Der Blick auf die Jahresbilanz relativiert die Kursfreude zusätzlich: Seit Jahresanfang steht bei Volkswagen ein Minus von 22 Prozent zu Buche. Der RSI von 60,5 signalisiert zwar keine akute Überhitzung, doch der Abstand zum 200-Tage-Durchschnitt von minus 9,3 Prozent zeigt, dass der übergeordnete Abwärtstrend noch nicht gebrochen ist. Wolfsburg hat also einen Schritt gemacht, aber der Weg zurück zu alter Stärke bleibt weit.

Commerzbank: Vom Sorgenkind zum Musterschüler

Kaum ein DAX-Wert hat sich in den vergangenen zwölf Monaten so gewandelt wie die Commerzbank. Mit einem Zwölfmonats-Plus von 29 Prozent und einer Jahresperformance von 18 Prozent gehört das Institut zu den verlässlichsten Aufsteigern im Index. Aktuell notiert die Aktie bei 42,55 Euro, nur noch 1,3 Prozent unter ihrem 52-Wochen-Hoch.

Die 30-Tage-Rendite von 8,1 Prozent zeigt, dass die Dynamik nicht nachlässt. Bemerkenswert ist der RSI-Wert von 66,5 – er nähert sich der Schwelle, ab der Marktteilnehmer üblicherweise von einer überkauften Situation sprechen. Der Abstand zum 200-Tage-Durchschnitt von satten 18 Prozent unterstreicht, wie weit sich die Aktie bereits von ihrem längerfristigen Mittelwert entfernt hat. Wer hier einsteigt, kauft in eine ausgeprägte Stärkephase hinein.

BMW: Stetiger Fortschritt statt Kurssprung

BMW reiht sich mit einem 30-Tage-Zuwachs von 5,4 Prozent auf Rang drei ein und zeigt damit eine deutlich ruhigere Kursentwicklung als die beiden Spitzenreiter. Der aktuelle Kurs von 62,56 Euro bewegt sich knapp über dem 52-Wochen-Tief von 56,40 Euro, das erst im Juli markiert wurde. Die Erholung ist damit noch jung.
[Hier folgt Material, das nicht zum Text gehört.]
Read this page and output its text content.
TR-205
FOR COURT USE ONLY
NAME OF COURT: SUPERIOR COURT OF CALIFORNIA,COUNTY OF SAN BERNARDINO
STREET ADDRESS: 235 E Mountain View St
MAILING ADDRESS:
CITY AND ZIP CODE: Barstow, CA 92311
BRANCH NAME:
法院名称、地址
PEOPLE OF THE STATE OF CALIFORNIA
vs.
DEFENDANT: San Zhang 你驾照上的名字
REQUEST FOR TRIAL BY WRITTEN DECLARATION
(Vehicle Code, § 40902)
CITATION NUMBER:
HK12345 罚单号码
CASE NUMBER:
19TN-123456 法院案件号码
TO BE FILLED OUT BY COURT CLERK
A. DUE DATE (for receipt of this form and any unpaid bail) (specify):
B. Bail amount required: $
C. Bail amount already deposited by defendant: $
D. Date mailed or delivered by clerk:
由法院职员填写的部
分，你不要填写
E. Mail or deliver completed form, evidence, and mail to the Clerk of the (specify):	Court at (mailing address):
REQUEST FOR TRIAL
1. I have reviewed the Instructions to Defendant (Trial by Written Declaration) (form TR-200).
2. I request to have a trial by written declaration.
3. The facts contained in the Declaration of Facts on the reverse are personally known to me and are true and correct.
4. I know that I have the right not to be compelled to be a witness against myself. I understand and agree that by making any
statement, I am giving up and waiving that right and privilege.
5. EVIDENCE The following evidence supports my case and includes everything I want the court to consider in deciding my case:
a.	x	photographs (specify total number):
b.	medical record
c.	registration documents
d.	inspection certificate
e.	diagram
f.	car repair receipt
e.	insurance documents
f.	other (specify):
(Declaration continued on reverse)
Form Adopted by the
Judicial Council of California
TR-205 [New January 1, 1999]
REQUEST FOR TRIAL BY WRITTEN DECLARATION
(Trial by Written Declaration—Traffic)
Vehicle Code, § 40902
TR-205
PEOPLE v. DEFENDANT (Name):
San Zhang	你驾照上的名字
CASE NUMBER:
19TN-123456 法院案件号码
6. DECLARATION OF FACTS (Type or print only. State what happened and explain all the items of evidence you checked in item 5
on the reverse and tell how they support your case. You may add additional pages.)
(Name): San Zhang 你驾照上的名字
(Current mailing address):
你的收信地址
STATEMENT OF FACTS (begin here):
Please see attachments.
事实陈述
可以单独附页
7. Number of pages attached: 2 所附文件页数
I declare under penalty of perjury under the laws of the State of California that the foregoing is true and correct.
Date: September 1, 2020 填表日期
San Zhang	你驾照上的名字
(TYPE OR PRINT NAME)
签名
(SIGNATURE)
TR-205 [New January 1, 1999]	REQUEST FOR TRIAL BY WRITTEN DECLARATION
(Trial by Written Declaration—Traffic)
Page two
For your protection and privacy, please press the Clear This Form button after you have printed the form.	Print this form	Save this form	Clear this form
Auch bei BMW zeigt der Jahresvergleich das eigentliche Ausmaß der Belastung: Seit Jahresanfang steht ein Rückgang von 33 Prozent zu Buche, über zwölf Monate sind es 26 Prozent. Der Abstand zum 200-Tage-Durchschnitt liegt bei minus 18 Prozent. Die jüngste Stabilisierung – der RSI notiert bei moderaten 57,6 – deutet darauf hin, dass zumindest der Ausverkauf vorerst gestoppt ist. Ob daraus mehr wird, hängt stark von der Nachfrage im Premiumsegment ab.

Deutsche Bank: Nahe am Rekordhoch, aber ohne Übertreibung

Die Deutsche Bank komplettiert das Bankenduo im Ranking mit einem Plus von 4,5 Prozent auf Monatssicht. Bei 34,95 Euro liegt sie nur 2,5 Prozent unter ihrem 52-Wochen-Hoch – eine bemerkenswert stabile Positionierung im Vergleich zu den Autobauern im Ranking. Über zwölf Monate summiert sich der Zuwachs auf 11 Prozent, seit Jahresbeginn auf 5,1 Prozent.

Anders als die Commerzbank zeigt die Deutsche Bank mit einem RSI von 61,2 keine Anzeichen einer Überhitzung. Der Abstand zum 200-Tage-Durchschnitt von plus 15 Prozent bestätigt den intakten mittelfristigen Aufwärtstrend. Die Kursentwicklung wirkt hier weniger wie eine schnelle Erholung, sondern wie das Ergebnis einer über Monate aufgebauten Stärke.

RWE: Der ruhige Gewinner im Hintergrund

RWE rundet die Top 5 mit einem moderaten Plus von 4,3 Prozent auf 30-Tage-Sicht ab – die niedrigste Zuwachsrate im Feld, aber keineswegs die am wenigsten interessante. Über zwölf Monate steht ein Kursgewinn von 68 Prozent zu Buche, der höchste Wert unter allen fünf Titeln. Der aktuelle Kurs von 60,28 Euro liegt nur 2,8 Prozent unter dem erst im April erreichten 52-Wochen-Hoch.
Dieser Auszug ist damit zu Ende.